Known to be active as far back as 2016, LightBasin (aka UNC1945)
is believed to have compromised 13 telecommunication companies
across the world since 2019 by leveraging custom tools and their
extensive knowledge of telecommunications protocols for scything
through organizations’ defenses. The identities of the targeted
entities were not disclosed, nor did the findings link the
cluster’s activity to a specific country.

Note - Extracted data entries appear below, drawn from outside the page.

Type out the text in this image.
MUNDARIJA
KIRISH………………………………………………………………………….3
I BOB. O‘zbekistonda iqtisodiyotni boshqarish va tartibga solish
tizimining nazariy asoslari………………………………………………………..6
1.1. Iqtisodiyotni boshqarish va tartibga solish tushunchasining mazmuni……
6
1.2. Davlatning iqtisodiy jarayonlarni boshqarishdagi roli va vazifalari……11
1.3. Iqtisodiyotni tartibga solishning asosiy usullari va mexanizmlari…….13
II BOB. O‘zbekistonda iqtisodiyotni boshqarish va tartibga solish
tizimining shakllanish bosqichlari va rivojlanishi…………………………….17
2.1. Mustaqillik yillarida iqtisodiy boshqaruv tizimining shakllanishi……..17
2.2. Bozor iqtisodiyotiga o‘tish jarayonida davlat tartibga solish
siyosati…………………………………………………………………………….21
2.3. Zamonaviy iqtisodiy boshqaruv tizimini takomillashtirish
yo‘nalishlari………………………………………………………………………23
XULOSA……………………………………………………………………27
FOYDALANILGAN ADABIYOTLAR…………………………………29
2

Indeed, a recent incident investigated by CrowdStrike found the
targeted intrusion actor taking advantage of external DNS (eDNS)
servers to connect directly to and from other compromised telecom
companies’ GPRS networks via SSH and through previously established
backdoors such as PingPong. The initial compromise is facilitated
with the help of password-spraying attacks, consequently leading to
the installation of SLAPSTICK malware to steal passwords and pivot
to other systems in the network.
Other indications based on telemetry data show the targeted
intrusion actor’s ability to emulate GPRS network access points so
as to perform command-and-control communications in conjunction
with a Unix-based backdoor called TinyShell, thereby enabling the
attacker to tunnel traffic through the telecommunications
network.
Among the multiple tools in LightBasin’s malware arsenal is a
network scanning and packet capture utility called “CordScan” that
allows the operators to fingerprint mobile devices, as well as
“SIGTRANslator,” an ELF binary that can transmit and receive data
via the SIGTRAN[2]
protocol suite, which is used to carry public switched telephone
network (PSTN) signaling over IP networks.
“It is not surprising that servers would need to communicate
with one another as part of roaming agreements between
telecommunications companies; however, LightBasin’s ability to
pivot between multiple telecommunications companies stems from
permitting all traffic between these organizations without
identifying the protocols that are actually required,” CrowdStrike
noted.
“As such, the key recommendation here is for any
telecommunications company to ensure that firewalls responsible for
the GPRS network have rules in place to restrict network traffic to
only those protocols that are expected, such as DNS or GTP,” the
company added.
The findings also come just as cybersecurity firm Symantec
disclosed details of a previously unseen advanced persistent threat
(APT) group dubbed “Harvester[3],” which has been linked
to an information-stealing campaign aimed at telecommunications,
government, and information technology sectors in South Asia since
June 2021 using a custom implant called “Graphon.”